The Spanish government maintained an embargo on shipping silver bullion to anywhere but back to Spain. With European alliances in a constant state of flux and regular wars breaking out, Spain constantly in need of all kinds of trade goods. A clever trader might find a friendly individual willing to part with some silver coinage.
Oliver Putnam
Putnam was born in 1777 in Newburyport, Mass.At age 14 or 15 he joined the import firm of Farris & Stocker as confidential clerk. There he learned the shipping business, and in the 1790s he made several journeys to South America. That made him a wealthy man able to retire by 1802.

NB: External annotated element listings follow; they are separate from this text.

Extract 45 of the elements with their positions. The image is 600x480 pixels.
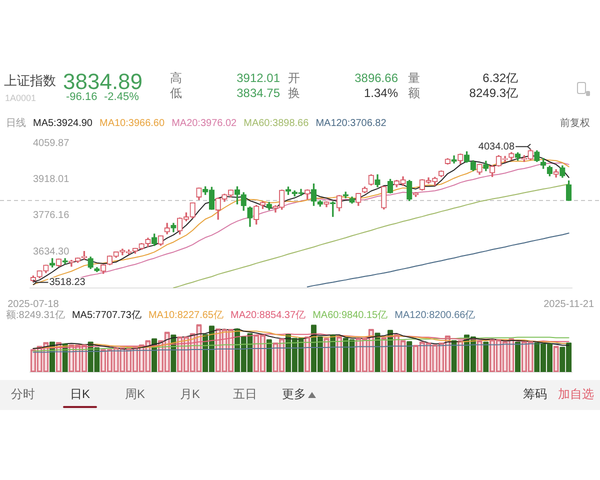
text: 筹码 <box>523 387 547 402</box>
text: 五日 <box>233 387 257 402</box>
text: 1.34% <box>364 86 398 101</box>
text: MA120:3706.82 <box>316 118 386 130</box>
text: -96.16 <box>66 91 98 104</box>
text: 8249.3亿 <box>469 86 518 101</box>
text: 上证指数 <box>4 73 56 89</box>
text: 3896.66 <box>354 71 398 86</box>
text: -2.45% <box>104 91 139 104</box>
text: MA120:8200.66亿 <box>394 310 476 322</box>
text: 高 <box>170 71 182 86</box>
text: 月K <box>180 387 200 402</box>
text: 更多 <box>282 387 306 402</box>
text: 换 <box>288 86 300 101</box>
text: MA60:3898.66 <box>244 118 309 130</box>
y-tick-label: 3918.01 <box>33 174 70 185</box>
annotation: 3518.23 <box>49 277 86 288</box>
y-tick-label: 3634.30 <box>33 246 70 258</box>
text: 周K <box>125 387 146 402</box>
text: 加自选 <box>558 387 594 402</box>
text: 3912.01 <box>236 71 280 86</box>
text: 6.32亿 <box>482 71 518 86</box>
x-tick-label: 2025-07-18 <box>8 298 60 310</box>
series-label: MA10:8227.65亿 <box>148 310 224 322</box>
text: 日K <box>70 387 90 402</box>
y-tick-label: 4059.87 <box>33 138 70 149</box>
text: MA20:3976.02 <box>172 118 237 130</box>
y-tick-label: 3776.16 <box>33 210 70 222</box>
annotation: 4034.08 <box>478 141 515 152</box>
text: MA5:7707.73亿 <box>72 310 142 322</box>
x-tick-label: 2025-11-21 <box>544 298 594 310</box>
text: 3834.75 <box>236 86 280 101</box>
text: 低 <box>170 86 182 101</box>
text: 日线 <box>6 118 26 130</box>
text: 额:8249.31亿 <box>6 310 65 322</box>
text: MA10:3966.60 <box>100 118 165 130</box>
text: 量 <box>408 71 420 86</box>
series-label: MA20:8854.37亿 <box>230 310 306 322</box>
text: 前复权 <box>560 118 590 130</box>
text: 额 <box>408 86 420 101</box>
text: MA5:3924.90 <box>33 118 92 130</box>
text: 分时 <box>11 387 35 402</box>
text: 1A0001 <box>5 93 36 104</box>
series-label: MA60:9840.15亿 <box>312 310 388 322</box>
text: 开 <box>288 71 300 86</box>
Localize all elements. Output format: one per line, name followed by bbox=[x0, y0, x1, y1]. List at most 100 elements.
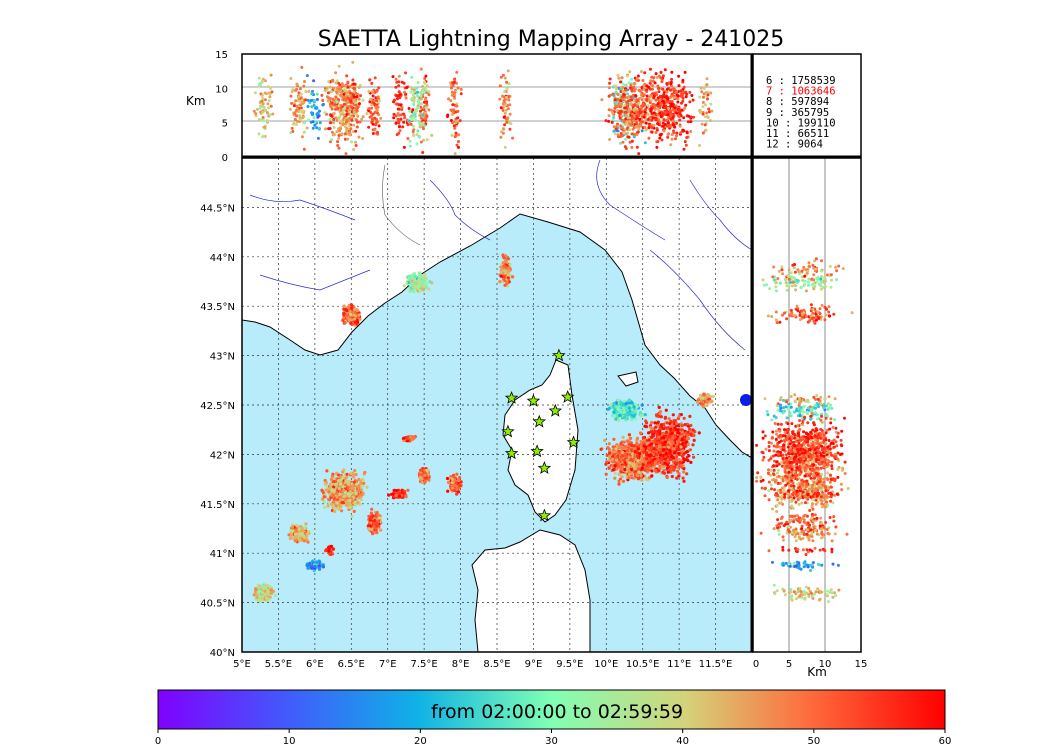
lightning-point bbox=[657, 428, 661, 432]
altitude-point bbox=[261, 116, 265, 119]
lightning-point bbox=[427, 478, 431, 482]
lightning-point bbox=[365, 485, 369, 489]
altitude-point bbox=[351, 93, 355, 97]
lightning-point bbox=[375, 530, 379, 535]
altitude-point bbox=[253, 91, 257, 95]
altitude-point bbox=[501, 94, 505, 98]
altitude-point bbox=[332, 117, 336, 121]
lightning-point bbox=[264, 583, 268, 588]
map-x-tick: 8.5°E bbox=[483, 659, 510, 670]
lightning-point bbox=[630, 452, 634, 456]
map-x-tick: 7.5°E bbox=[411, 659, 438, 670]
altitude-point bbox=[298, 118, 302, 122]
lightning-point bbox=[306, 566, 310, 570]
altitude-point bbox=[376, 96, 380, 100]
altitude-point bbox=[394, 121, 398, 125]
lightning-point bbox=[352, 480, 356, 484]
map-y-tick: 44.5°N bbox=[200, 203, 235, 214]
lightning-point bbox=[677, 451, 681, 455]
lightning-point bbox=[450, 477, 454, 481]
lightning-point bbox=[640, 478, 644, 482]
altitude-point bbox=[334, 107, 337, 111]
lightning-point bbox=[608, 455, 612, 459]
lightning-point bbox=[650, 420, 654, 425]
lightning-point bbox=[361, 484, 365, 488]
lightning-point bbox=[606, 407, 610, 411]
altitude-point bbox=[373, 76, 377, 80]
lightning-point bbox=[611, 464, 615, 468]
altitude-point bbox=[407, 119, 411, 123]
lightning-point bbox=[341, 492, 345, 496]
altitude-point bbox=[395, 102, 399, 106]
altitude-point bbox=[294, 99, 298, 103]
altitude-point bbox=[397, 90, 401, 94]
altitude-point bbox=[295, 104, 299, 108]
altitude-point bbox=[614, 84, 618, 88]
altitude-point bbox=[330, 90, 334, 94]
lightning-point bbox=[670, 474, 674, 479]
altitude-point bbox=[416, 81, 420, 84]
lightning-point bbox=[371, 514, 375, 518]
altitude-point bbox=[268, 95, 272, 99]
lightning-point bbox=[420, 473, 424, 477]
lightning-point bbox=[652, 434, 656, 438]
altitude-point bbox=[392, 112, 396, 116]
lightning-point bbox=[658, 411, 662, 416]
altitude-point bbox=[340, 85, 344, 89]
lightning-point bbox=[455, 472, 459, 476]
lightning-point bbox=[371, 531, 375, 535]
altitude-point bbox=[337, 146, 341, 150]
altitude-point bbox=[422, 90, 426, 94]
altitude-point bbox=[635, 133, 639, 137]
altitude-point bbox=[612, 116, 616, 119]
altitude-point bbox=[313, 123, 317, 127]
altitude-point bbox=[503, 90, 507, 94]
altitude-point bbox=[329, 113, 333, 117]
lightning-point bbox=[633, 410, 638, 414]
lightning-point bbox=[510, 275, 515, 279]
lightning-point bbox=[446, 489, 450, 493]
altitude-point bbox=[320, 93, 324, 97]
lightning-point bbox=[622, 440, 626, 444]
lightning-point bbox=[327, 500, 331, 504]
lightning-point bbox=[632, 444, 636, 448]
lightning-point bbox=[620, 458, 624, 462]
lightning-point bbox=[329, 544, 334, 549]
altitude-point bbox=[338, 83, 342, 87]
lightning-point bbox=[661, 436, 665, 440]
lightning-point bbox=[502, 264, 506, 268]
lightning-point bbox=[614, 417, 618, 421]
altitude-point bbox=[425, 138, 429, 142]
lightning-point bbox=[613, 476, 617, 480]
altitude-point bbox=[627, 81, 631, 85]
lightning-point bbox=[676, 428, 681, 432]
map-x-tick: 9°E bbox=[525, 659, 543, 670]
altitude-point bbox=[342, 88, 346, 92]
lightning-point bbox=[616, 398, 620, 402]
altitude-point bbox=[376, 105, 380, 109]
lightning-point bbox=[299, 532, 304, 536]
lightning-point bbox=[327, 545, 331, 550]
lightning-point bbox=[618, 413, 622, 417]
lightning-point bbox=[322, 500, 326, 504]
lightning-point bbox=[372, 524, 376, 529]
lightning-point bbox=[616, 454, 620, 458]
altitude-point bbox=[423, 97, 427, 101]
altitude-point bbox=[375, 108, 379, 112]
altitude-point bbox=[355, 125, 359, 129]
lightning-point bbox=[417, 275, 422, 279]
lightning-point bbox=[636, 477, 641, 481]
altitude-point bbox=[368, 100, 372, 104]
lightning-point bbox=[451, 486, 455, 490]
lightning-point bbox=[627, 476, 632, 480]
altitude-point bbox=[636, 130, 640, 134]
lightning-point bbox=[269, 591, 273, 595]
lightning-point bbox=[672, 451, 677, 455]
altitude-point bbox=[289, 94, 293, 98]
lightning-point bbox=[688, 414, 692, 418]
lightning-point bbox=[696, 398, 701, 402]
lightning-point bbox=[354, 320, 358, 324]
altitude-point bbox=[620, 102, 624, 106]
lightning-point bbox=[308, 563, 312, 567]
lightning-point bbox=[607, 447, 611, 451]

Sarah Anna Emery’s mother remembered the day one of his ships returned to Newburyport. It would have been difficult to forget. While successful smugglers were always clever, it wasn’t every day that one of them decided to hollow out the boards on the hull of his ship to slip out of a country with his illegal goods.
Sarah recorded her memories in her Reminiscences of a nonagenarian. Published in 1879, the book comprises a remarkable collection of tales from her long life. In the book, she told her mother’s story.
Father and Uncle Enoch returned one night from town, declaring that they had that day witnessed a sight that never had been seen before and never would be again. A vessel belonging to the then flourishing firm of Farris & Stocker had arrived from South America, and their supercargo, Mr. Oliver Putnam (since the founder of the Putnam Free School), had brought by it a large sum of money. The Spanish government had prohibited the exportation of bullion, and Mr. Putnam had concealed the silver in the sides of the vessel. Carpenters were set to work to tear off the sheathing, and the Spanish dollars, turned as black as ink, were taken in bushel baskets and carried between two men, to be cleansed in a large cauldron, borrowed from a soap boiler’s establishment, which was placed over a fire kindled for that purpose in Market Square.
Putnam became a great benefactor for Newburyport. When he died in 1826, he left money to establish the Putnam Free School, which opened in 1848.